For some, the word “revisionist” is akin to a swear word. But the process of revision is essential to understanding the past; at their best, revisionist historians uncover new evidence while re-examining existing material from fresh perspectives. John Mosier, an English professor and film critic, has written three books on military history, including The Blitzkrieg Myth: How Hitler and the Allies Misread the Strategic Realities of World War II (2003); his work has earned him a certain reputation as a revisionist. But his latest book, Deathride, is fundamentally misconceived in ways likely to seriously mislead and misguide general readers. It is revisionism for the hell of it.
The book is constructed around a compound fallacy. First, it asserts that Stalin systematically falsified and concealed the evidence of his own incompetence as a war leader and a strategist. There is no question that until its implosion the Soviet regime systematically concealed and falsified data. But Mosier overstates Stalin’s incompetence, arguing that he culpably misjudged Hitler’s intentions, insisted on incessant attacks whatever their cost, bled Russia white, and created an army of “rapists and robbers…that staggered to victory on mountains of its own dead.” True, Stalin and the Red Army made horrendous mistakes. But they recovered, learned, and in the end created a formidable instrument of war that defeated the Wehrmacht, in good part on the Wehrmacht’s terms.
Second, Mosier argues Stalin created the “myth” that the USSR decided the war’s outcome, forging a legend of Germans killed and tanks destroyed based on doctored statistics that Western historians still accept as the truth. But the irony is that Stalin’s version of events is so obviously self-serving that it was largely dismissed after the war. History was left to the Germans, who for their own selfish reasons argued they had been overcome only by brute force.
Nor does Mosier shine when discussing particular operations. His assertion that there was a lull in fighting during the last three months of 1941 is a mind-boggling misinterpretation.
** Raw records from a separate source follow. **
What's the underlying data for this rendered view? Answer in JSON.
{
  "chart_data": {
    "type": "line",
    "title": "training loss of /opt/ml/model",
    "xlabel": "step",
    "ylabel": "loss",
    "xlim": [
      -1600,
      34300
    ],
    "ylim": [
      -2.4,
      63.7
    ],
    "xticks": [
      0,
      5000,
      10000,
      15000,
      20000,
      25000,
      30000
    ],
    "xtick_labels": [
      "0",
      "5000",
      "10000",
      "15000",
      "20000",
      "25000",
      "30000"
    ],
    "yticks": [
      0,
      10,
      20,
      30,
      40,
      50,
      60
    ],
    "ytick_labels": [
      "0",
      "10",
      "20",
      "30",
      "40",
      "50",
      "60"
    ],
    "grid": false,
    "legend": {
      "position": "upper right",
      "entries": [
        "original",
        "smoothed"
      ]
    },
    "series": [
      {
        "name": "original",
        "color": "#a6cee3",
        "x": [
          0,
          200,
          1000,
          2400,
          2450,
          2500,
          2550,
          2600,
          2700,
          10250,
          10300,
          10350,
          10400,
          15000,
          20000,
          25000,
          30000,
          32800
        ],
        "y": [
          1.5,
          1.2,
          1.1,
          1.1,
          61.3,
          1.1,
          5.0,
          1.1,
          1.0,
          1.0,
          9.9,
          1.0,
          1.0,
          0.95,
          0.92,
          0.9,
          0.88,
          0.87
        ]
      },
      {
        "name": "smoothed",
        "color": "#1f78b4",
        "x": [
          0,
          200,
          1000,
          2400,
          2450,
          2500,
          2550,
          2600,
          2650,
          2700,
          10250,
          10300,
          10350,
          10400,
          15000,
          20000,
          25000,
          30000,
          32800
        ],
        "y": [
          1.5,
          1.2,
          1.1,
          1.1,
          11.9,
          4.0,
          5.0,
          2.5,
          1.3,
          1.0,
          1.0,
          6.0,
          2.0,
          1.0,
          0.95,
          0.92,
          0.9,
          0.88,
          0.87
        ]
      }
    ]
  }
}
The drive that brought the Germans to within sight of Moscow by December and the desperate Soviet counterattack that drove them back was hardly a lull. His statements that in 1943 the Germans were on the verge of “a genuine breakthrough,” and that Kursk did not fail but was willfully abandoned by Hitler, are so far from the mark that “wrong” doesn’t begin to describe it. Unfortunately, Deathride is shot through with similar declarations, based on tendentious sources or material cherry-picked from reliable works, then misapplied.
In effect, Mosier is serving up as fresh a long-existing, extremely familiar myth structured by Nazi generals, and thoroughly discredited by archival evidence from both sides. To support positions like these requires ignoring literally thousands of pages documenting and analyzing the erosion of German war-making capacity, and the Red Army’s recovery from Stalin’s purges and the first wave of the German invasion in 1941—its exponential development not only in strength but sophistication.
The Russians themselves, since the fall of the Soviet Union, have been recalculating Stalin’s data. Soviet archives, while certainly not entirely accessible, have provided ample evidence for reconstructing—indeed, revising—the history of the Russo-German War, entirely discrediting the notion that its outcome was determined solely by mass and attrition.
In short, Deathride offers an amateur’s self-confidence combined with a provocateur’s insouciance, while manifesting none of an aficionado’s insight. But the book is very well written and, on its surface, tells a plausible story. Odds are that it will impress some reviewers, perhaps some talk-show hosts. But sadly, this makes it a case study in what we can call Gresham’s Law of Historical Writing. Books like this give popular history the bad name it too often possesses in the academic world, and damage the synergy and trust between historians and the informed public—history’s most important audience.